The records show a Federal Reserve official was warned on August 2007 that Libor rates, including a submission from Lloyds, look “too low”.
“Today’s USD libors have come out and they look too low to me. Lloyds for instance has printed 5.48% for 3 months. Probably the lowest rate you could attract liquidity in threes would be 5.55%,” the Barclays trader says.
The warning, from a Barclays’ whistleblower, contains an explanation as to why the rates are suspiciously low and instructs the official to “draw your own conclusions” as to the reasons, he concludes.
The release of the files, gathered as a result of US investigations into Libor rate rigging, comes less than a day after it emerged Bank of England Head, Sir Mervyn King, was warned about rate rigging in 2008.
Emails released in New York showed that former Fed Chief Tim Geithner wrote to the Governor of the Bank of England in 2008, warning him about the risk of “deliberate misreporting” of Libor.
In the correspondence, Mr Geithner called for an overhaul of the British Bankers’ Association saying: “To improve the integrity and transparency of the rate-setting process, we recommend the BBA work with Libor panel banks to establish and publish best practices for calculating and reporting rates, including procedures designed to prevent accidental or deliberate misreporting,”

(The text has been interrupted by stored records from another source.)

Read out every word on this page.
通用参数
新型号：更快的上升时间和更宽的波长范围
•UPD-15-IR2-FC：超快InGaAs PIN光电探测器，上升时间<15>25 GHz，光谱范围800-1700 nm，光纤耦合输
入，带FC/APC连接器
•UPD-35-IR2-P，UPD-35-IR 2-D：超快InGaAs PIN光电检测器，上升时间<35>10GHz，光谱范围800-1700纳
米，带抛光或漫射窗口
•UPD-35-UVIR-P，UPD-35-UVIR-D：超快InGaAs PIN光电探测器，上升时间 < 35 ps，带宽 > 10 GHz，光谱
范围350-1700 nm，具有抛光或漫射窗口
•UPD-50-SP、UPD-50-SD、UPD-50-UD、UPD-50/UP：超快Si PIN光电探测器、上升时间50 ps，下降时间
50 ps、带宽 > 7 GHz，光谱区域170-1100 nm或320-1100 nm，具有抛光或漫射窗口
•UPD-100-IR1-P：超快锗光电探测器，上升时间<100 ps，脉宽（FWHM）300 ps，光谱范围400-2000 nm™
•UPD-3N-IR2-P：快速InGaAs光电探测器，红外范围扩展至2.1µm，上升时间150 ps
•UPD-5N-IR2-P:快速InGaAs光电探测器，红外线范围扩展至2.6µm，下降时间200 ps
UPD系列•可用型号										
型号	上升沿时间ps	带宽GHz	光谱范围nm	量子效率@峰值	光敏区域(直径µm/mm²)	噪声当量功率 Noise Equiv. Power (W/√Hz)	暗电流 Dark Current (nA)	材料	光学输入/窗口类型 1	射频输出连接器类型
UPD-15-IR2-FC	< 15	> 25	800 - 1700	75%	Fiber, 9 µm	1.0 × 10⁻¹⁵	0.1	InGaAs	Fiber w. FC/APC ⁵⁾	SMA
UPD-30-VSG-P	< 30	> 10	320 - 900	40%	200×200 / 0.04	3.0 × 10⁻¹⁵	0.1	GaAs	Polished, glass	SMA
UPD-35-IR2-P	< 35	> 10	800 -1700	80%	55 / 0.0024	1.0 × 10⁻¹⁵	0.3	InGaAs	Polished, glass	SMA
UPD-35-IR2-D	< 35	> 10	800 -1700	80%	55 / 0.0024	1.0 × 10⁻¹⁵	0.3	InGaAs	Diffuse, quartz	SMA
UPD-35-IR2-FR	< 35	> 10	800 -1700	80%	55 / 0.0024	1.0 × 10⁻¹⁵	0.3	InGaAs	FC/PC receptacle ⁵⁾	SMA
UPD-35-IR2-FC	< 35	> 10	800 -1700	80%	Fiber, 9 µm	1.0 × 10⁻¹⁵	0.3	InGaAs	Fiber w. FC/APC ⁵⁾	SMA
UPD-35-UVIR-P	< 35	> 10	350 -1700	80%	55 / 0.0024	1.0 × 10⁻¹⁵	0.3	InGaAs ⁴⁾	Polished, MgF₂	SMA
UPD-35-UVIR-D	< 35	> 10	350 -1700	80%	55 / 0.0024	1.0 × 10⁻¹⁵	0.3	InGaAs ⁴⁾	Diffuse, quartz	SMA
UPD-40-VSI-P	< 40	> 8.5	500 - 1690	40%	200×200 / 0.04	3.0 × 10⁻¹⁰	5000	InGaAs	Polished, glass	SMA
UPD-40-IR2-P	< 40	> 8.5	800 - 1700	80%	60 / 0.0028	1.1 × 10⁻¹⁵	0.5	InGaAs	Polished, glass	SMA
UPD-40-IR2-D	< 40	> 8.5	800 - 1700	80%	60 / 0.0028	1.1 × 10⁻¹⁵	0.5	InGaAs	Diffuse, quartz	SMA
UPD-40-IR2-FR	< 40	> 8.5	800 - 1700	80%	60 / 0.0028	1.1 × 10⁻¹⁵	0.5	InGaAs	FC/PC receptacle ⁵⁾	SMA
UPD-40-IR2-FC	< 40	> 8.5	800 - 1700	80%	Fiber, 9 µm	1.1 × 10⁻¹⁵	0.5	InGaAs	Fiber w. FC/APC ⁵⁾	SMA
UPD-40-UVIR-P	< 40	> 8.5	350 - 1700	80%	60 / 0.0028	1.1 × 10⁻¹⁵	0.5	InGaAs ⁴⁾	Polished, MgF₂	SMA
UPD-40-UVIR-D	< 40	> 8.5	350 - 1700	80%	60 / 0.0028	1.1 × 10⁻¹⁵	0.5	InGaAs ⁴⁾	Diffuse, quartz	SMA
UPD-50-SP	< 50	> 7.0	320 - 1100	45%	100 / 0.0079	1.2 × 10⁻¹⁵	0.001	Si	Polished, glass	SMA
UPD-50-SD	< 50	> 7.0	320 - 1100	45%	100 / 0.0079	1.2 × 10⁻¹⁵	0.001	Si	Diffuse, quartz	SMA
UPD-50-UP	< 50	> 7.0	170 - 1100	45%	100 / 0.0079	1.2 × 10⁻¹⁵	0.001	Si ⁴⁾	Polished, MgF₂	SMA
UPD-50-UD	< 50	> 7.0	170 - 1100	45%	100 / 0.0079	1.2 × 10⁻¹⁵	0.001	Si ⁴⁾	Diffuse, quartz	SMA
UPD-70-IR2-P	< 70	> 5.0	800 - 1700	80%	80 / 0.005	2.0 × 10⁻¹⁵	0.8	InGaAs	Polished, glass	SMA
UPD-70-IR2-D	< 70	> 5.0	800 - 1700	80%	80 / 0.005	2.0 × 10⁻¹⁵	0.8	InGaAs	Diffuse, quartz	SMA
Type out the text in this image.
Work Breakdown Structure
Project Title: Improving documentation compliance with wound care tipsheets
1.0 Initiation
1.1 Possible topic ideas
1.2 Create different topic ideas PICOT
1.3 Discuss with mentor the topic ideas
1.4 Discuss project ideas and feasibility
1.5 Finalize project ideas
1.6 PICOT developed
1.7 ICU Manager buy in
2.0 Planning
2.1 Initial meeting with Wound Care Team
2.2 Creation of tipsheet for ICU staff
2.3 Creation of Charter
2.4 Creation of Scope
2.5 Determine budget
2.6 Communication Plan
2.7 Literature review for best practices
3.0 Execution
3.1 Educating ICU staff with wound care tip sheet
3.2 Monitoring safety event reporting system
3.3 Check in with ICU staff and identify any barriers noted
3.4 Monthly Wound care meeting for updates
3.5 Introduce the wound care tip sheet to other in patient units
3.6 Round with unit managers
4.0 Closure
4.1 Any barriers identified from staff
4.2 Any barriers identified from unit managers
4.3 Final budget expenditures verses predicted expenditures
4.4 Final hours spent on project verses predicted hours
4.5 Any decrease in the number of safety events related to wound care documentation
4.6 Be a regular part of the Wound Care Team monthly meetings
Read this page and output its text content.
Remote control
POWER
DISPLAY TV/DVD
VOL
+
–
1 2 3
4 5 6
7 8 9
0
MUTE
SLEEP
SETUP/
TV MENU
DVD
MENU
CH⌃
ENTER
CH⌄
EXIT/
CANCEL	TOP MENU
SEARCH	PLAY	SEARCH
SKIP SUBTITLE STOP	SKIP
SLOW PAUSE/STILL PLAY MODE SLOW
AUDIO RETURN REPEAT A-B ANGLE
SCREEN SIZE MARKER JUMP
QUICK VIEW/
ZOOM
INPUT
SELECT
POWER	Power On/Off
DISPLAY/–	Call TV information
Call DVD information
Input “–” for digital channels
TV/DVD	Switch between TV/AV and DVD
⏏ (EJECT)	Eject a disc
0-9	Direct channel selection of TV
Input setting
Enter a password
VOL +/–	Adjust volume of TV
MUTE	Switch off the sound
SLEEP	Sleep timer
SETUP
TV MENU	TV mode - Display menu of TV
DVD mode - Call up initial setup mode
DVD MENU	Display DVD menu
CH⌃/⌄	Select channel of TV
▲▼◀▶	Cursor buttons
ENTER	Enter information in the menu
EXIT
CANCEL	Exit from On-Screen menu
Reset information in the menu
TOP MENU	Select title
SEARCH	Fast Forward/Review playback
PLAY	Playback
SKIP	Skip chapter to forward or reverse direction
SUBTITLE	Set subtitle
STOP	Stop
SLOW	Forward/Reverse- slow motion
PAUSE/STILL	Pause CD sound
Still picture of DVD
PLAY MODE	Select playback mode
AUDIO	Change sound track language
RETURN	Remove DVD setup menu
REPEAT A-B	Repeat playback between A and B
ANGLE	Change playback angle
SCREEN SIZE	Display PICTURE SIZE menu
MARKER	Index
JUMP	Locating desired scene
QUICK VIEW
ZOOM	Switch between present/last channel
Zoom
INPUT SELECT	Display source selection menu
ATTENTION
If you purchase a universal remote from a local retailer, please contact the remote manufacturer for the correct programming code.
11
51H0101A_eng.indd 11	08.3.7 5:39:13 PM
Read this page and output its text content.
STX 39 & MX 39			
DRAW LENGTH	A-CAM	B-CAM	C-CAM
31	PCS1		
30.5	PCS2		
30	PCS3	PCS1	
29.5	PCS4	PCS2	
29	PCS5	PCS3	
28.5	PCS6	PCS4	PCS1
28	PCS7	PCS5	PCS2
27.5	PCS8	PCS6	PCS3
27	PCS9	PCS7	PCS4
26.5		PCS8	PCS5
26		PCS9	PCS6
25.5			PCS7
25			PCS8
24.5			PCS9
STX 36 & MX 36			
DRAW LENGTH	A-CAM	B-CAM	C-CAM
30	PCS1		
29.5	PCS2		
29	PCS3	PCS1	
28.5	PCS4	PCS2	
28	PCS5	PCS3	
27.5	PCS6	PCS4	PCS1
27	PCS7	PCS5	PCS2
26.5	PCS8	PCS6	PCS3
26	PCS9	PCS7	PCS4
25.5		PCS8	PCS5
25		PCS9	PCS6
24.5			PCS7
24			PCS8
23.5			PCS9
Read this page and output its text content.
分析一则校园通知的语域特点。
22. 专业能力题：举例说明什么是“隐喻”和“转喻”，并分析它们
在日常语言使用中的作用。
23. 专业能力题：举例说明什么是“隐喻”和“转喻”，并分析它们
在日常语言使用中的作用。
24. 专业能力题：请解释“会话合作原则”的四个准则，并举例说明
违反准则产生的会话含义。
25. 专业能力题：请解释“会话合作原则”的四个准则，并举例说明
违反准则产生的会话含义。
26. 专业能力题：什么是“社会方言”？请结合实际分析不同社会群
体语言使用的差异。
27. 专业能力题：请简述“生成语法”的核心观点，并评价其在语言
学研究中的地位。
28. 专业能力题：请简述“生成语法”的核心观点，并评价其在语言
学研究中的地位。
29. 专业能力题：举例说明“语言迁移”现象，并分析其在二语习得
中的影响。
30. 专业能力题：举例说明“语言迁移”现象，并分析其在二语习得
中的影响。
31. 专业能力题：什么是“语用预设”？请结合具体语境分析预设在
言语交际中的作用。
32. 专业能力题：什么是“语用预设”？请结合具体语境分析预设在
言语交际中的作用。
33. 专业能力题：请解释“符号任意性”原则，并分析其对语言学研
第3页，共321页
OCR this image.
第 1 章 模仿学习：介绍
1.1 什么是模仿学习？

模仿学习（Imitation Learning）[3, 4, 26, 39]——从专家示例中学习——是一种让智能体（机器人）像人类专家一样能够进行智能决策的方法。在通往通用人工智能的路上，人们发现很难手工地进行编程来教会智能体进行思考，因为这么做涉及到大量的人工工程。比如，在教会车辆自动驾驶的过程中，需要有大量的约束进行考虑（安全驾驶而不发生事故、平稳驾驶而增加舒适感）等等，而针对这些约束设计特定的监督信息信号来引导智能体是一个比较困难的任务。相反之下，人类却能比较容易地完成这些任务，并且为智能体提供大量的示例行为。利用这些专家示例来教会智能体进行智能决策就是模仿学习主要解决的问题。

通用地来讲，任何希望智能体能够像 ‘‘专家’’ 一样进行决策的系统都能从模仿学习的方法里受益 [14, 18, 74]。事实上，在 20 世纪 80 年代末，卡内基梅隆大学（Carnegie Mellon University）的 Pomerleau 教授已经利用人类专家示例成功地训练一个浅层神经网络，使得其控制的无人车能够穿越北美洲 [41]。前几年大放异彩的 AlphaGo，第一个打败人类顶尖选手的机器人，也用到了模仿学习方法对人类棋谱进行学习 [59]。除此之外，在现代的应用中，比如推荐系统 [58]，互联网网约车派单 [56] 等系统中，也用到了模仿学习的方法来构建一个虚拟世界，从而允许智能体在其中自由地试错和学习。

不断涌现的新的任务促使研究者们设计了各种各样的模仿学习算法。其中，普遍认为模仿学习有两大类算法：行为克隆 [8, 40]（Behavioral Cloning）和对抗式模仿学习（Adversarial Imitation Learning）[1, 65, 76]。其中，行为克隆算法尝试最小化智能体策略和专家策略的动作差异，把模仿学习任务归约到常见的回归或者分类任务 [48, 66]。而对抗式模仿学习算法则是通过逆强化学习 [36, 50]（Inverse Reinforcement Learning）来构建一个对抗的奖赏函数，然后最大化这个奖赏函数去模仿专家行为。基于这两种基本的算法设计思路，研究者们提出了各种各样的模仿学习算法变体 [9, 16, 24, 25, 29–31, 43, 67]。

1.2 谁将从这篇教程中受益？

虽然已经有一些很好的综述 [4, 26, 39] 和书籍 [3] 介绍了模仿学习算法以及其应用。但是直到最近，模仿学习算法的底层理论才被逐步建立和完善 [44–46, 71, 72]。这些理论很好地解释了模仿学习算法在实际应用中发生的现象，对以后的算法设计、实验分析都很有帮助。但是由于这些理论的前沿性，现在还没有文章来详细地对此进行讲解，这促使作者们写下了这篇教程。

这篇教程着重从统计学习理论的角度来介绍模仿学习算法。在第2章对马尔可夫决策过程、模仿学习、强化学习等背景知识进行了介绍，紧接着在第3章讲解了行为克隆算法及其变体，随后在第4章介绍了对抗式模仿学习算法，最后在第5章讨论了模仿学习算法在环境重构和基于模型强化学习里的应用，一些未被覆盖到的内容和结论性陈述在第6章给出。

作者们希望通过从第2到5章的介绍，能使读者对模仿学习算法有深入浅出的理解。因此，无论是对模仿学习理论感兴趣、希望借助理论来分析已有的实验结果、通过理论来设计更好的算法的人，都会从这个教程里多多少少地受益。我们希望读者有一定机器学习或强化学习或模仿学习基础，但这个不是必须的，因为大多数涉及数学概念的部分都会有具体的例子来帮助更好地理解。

Sir Mervyn responded, saying that the recommendations “seem sensible to us”. The BoE chief said he had passed the note to his deputy Paul Tucker, and asked him to talk to Bill Dudley, a senior executive at the US Federal Reserve, and the BBA.
Mr Tucker, giving evidence to the Commons Treasury Select Committee last week denied knowing about the extent of Libor rate rigging, saying only that he believed there was a general problem.
Mr Tucker told the committee that he was “not aware of allegations of low-balling until the last few weeks”.
Failing to mention the memo from Sir Mervyn King, Mr Tucker told MPs: “People became concerned in the United States in the spring of 2008 about where dollar Libor was relative to where dollars could be borrowed in New York, and this did concern people and we heard about it. There was chatter about it.”
However, the evidence shows that the New York Fed gathered a mass of information about Libor rigging from sources inside Barclays in 2007 and 2008. On April 11, 2008, one Barclays trader told Fabiola Ravazzola, a New York Fed official: “So, we know that we’re not posting, um, an honest Libor… And yet and yet we are doing it, because, um, if we didn’t do it, it draws, um, unwanted attention on ourselves.”
Commenting on the latest twist in the scandal, the SNP’s Treasury spokesperson Stewart Hosie MP questioned why UK authorities did not launch their own investigations earlier.
Mr Hosie said:
“Reports that Timothy Geithner pressed the Bank of England to make changes in the way Libor was set in 2008 escalate the questions over who knew what and why action was not taken earlier on the rate-rigging scandal.
“It is clear that problems with Libor – reported in the FT in September 2007 – were no secret in City circles yet we are supposed to believe that nobody in Downing Street at the time or the FSA knew what was going on.
“We need to know how detailed the discussions were between Central Banks, between the regulators at the FSA and their US counterparts, as well as between Ministers and Officials at the Treasury. These are exactly the questions that we need to get to the bottom of.
“This is exactly why the SNP wanted an independent judge led and wide-reaching inquiry to root out the issues and bring all parties involved to account.”
Libor is short for the London Interbank Offered Rate, a measure of the cost of borrowing between banks and a crucial benchmark for interest rates worldwide. Libor is the world’s most important benchmark for interest rates. Roughly £6.4 trillion in loans – including credit card rates, car loans, student loans and adjustable-rate mortgages – as well as some £220 trillion in derivatives are tied to Libor.